I recently read someone over at the Criterion Forum message board describing Lucio Fulci’s films as undeniably nonsensical, but so visually striking that it’s possible to slip into a particular mindset while watching them—one in which the viewer simply becomes lost in the images and forgets about the incongruity of the plot. It’s an interesting theory, especially because, as I’ve been suggesting throughout my recent posts, psychotronic films almost always require us to adopt unusual viewing methods. We don’t watch a psychotronic film in the same way that we watch an Oscar-winning historical epic or a Judd Apatow comedy. We’re in some weird other viewing space, where we’re alternately horrified, amused, disturbed, bored, perhaps confounded. Which is where Fulci’s The Beyond (1981) comes in.

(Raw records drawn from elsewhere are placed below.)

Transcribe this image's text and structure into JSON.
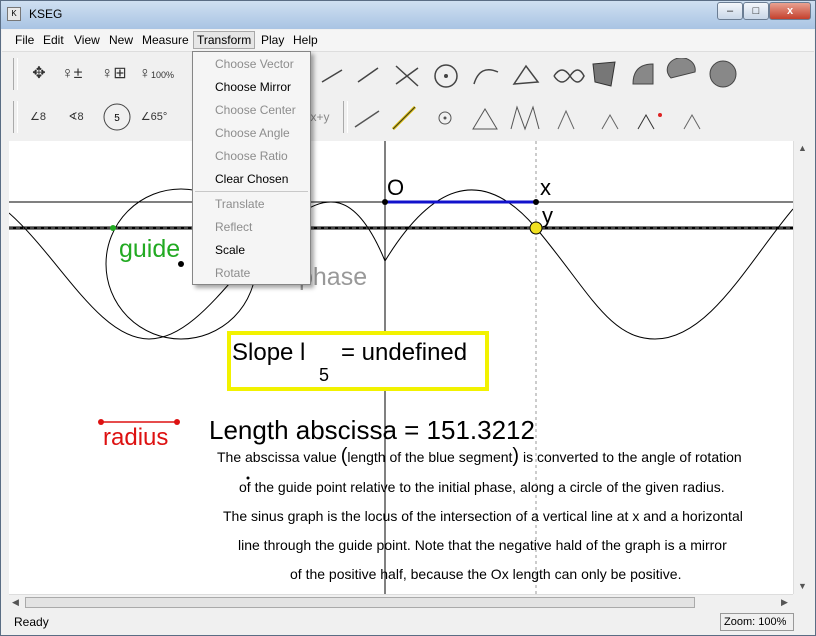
{
  "window": {
    "title": "KSEG",
    "minimize_label": "–",
    "maximize_label": "□",
    "close_label": "x"
  },
  "menu": {
    "file": "File",
    "edit": "Edit",
    "view": "View",
    "new": "New",
    "measure": "Measure",
    "transform": "Transform",
    "play": "Play",
    "help": "Help"
  },
  "transform_menu": {
    "choose_vector": "Choose Vector",
    "choose_mirror": "Choose Mirror",
    "choose_center": "Choose Center",
    "choose_angle": "Choose Angle",
    "choose_ratio": "Choose Ratio",
    "clear_chosen": "Clear Chosen",
    "translate": "Translate",
    "reflect": "Reflect",
    "scale": "Scale",
    "rotate": "Rotate"
  },
  "toolbar": {
    "zoom_100_label": "100%",
    "angle_label": "65°",
    "measure_8_label": "8",
    "count_5_label": "5",
    "sum_label": "x+y"
  },
  "canvas": {
    "label_O": "O",
    "label_x": "x",
    "label_y": "y",
    "label_guide": "guide",
    "label_phase": "phase",
    "label_radius": "radius",
    "slope_text": "Slope l",
    "slope_sub": "5",
    "slope_value": "= undefined",
    "length_text": "Length abscissa = 151.3212",
    "desc_line1_a": "The abscissa value ",
    "desc_line1_paren": "length of the blue segment",
    "desc_line1_b": " is converted to the angle of rotation",
    "desc_line2": "of the guide point relative to the initial phase, along a circle of the given radius.",
    "desc_line3": "The sinus graph is the locus of the intersection of a vertical line at x and a horizontal",
    "desc_line4": "line through the guide point. Note that the negative hald of the graph is a mirror",
    "desc_line5": "of the positive half, because the Ox length can only be positive."
  },
  "status": {
    "text": "Ready",
    "zoom": "Zoom: 100%"
  },
  "colors": {
    "guide": "#22aa22",
    "radius": "#dd1111",
    "slope_box": "#f2f200",
    "segment": "#1111cc"
  }
}
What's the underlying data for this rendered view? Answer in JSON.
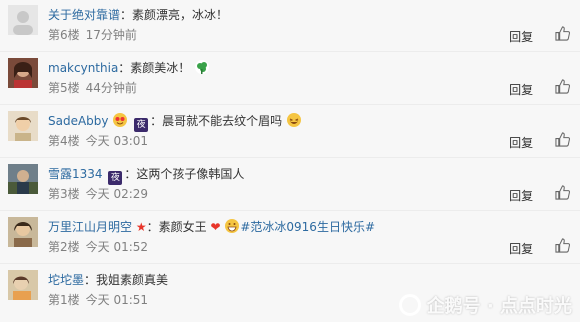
{
  "comments": [
    {
      "user": "关于绝对靠谱",
      "text": "：素颜漂亮，冰冰！",
      "floor": "第6楼",
      "time": "17分钟前",
      "reply": "回复",
      "likes": "赞"
    },
    {
      "user": "makcynthia",
      "text": "：素颜美冰！",
      "floor": "第5楼",
      "time": "44分钟前",
      "reply": "回复",
      "likes": "赞"
    },
    {
      "user": "SadeAbby",
      "badge": "夜",
      "text": "：晨哥就不能去纹个眉吗",
      "floor": "第4楼",
      "time": "今天 03:01",
      "reply": "回复",
      "likes": "赞"
    },
    {
      "user": "雪露1334",
      "badge": "夜",
      "text": "：这两个孩子像韩国人",
      "floor": "第3楼",
      "time": "今天 02:29",
      "reply": "回复",
      "likes": "赞"
    },
    {
      "user": "万里江山月明空",
      "text": "：素颜女王",
      "hashtag": "#范冰冰0916生日快乐#",
      "floor": "第2楼",
      "time": "今天 01:52",
      "reply": "回复",
      "likes": "赞"
    },
    {
      "user": "坨坨墨",
      "text": "：我姐素颜真美",
      "floor": "第1楼",
      "time": "今天 01:51",
      "reply": "回复",
      "likes": "赞"
    }
  ],
  "watermark": "企鹅号 · 点点时光",
  "colors": {
    "link": "#2d6aa0",
    "meta": "#808080",
    "background": "#f7f7f7"
  }
}
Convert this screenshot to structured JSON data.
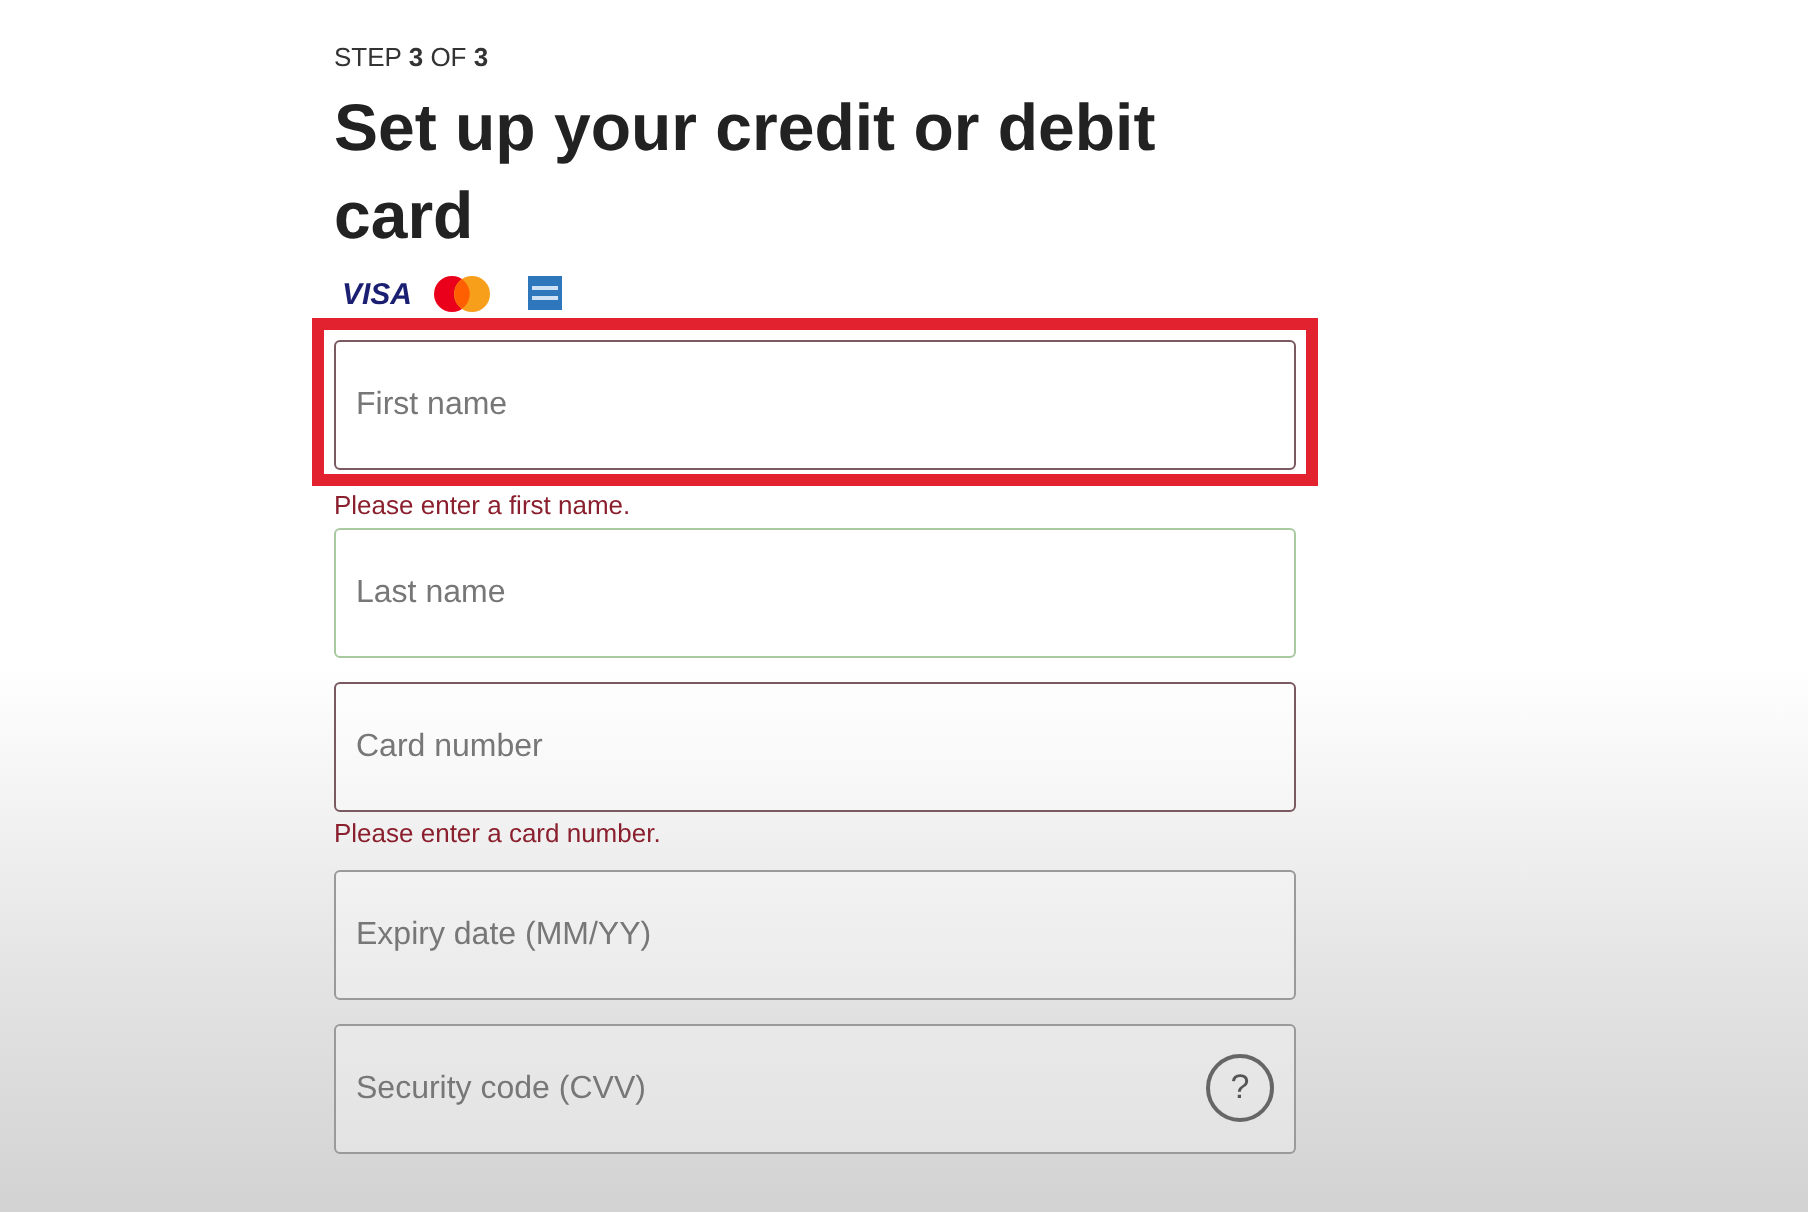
{
  "step": "STEP **3** OF **3**",
  "title": "Set up your credit or debit card",
  "card_logos": [
    {
      "kind": "visa",
      "text": "VISA"
    },
    {
      "kind": "mastercard"
    },
    {
      "kind": "amex"
    }
  ],
  "fields": [
    {
      "placeholder": "First name",
      "invalid": true,
      "valid": false,
      "highlighted": true,
      "error": "Please enter a first name."
    },
    {
      "placeholder": "Last name",
      "invalid": false,
      "valid": true,
      "highlighted": false
    },
    {
      "placeholder": "Card number",
      "invalid": true,
      "valid": false,
      "highlighted": false,
      "error": "Please enter a card number."
    },
    {
      "placeholder": "Expiry date (MM/YY)",
      "invalid": false,
      "valid": false,
      "highlighted": false
    },
    {
      "placeholder": "Security code (CVV)",
      "invalid": false,
      "valid": false,
      "highlighted": false,
      "help": "?"
    }
  ]
}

Like so many of the psychotronic films I’ve seen over the past few weeks, The Beyond is a particularly difficult film to assess. Does it merit praise for being so completely, almost willfully, unconcerned with the laws and continuities that govern mainstream cinema? Or is it simply dumb, clumsy moviemaking? It certainly needs to be contextualized within the rich history of Italian horror. Fulci’s work is in the tradition of Mario Bava and Dario Argento, both of whom jettisoned the tropes of Hollywood horror (creaky haunted houses, spiderwebs, lurching monsters) in favor of a more stylish, glittering surrealism. The clunky plots and bad dubbing in Bava and Argento’s films are excused by their dazzling visual appeal—particularly in Argento’s masterpiece Suspiria (1977), which sports masterful use of color, light, art direction, music, and camerawork.
We see bits of Argento’s stylistic flair in Fulci’s The Beyond, as in the beautifully lurid composition below. Fulci’s storytelling is even clunkier than Argento’s, though, and he’s less impressive in delivering payoffs. His gruesome set pieces—acid melting people’s faces off, a spike coming through the back of a woman’s head and exiting through her eye, tarantulas devouring a man’s lips, and so on—are handled almost perfunctorily, while music churns monotonously on the soundtrack. We don’t feel drawn into the kind of sensuous nightmare-worlds of Argento’s best films, nor do we feel any sense of urgency or surprise. There’s no reward here for our suspension of disbelief, only some shots of oozing wax dummies, and that’s not enough to carry an 89-minute film, even for someone who likes this kind of thing.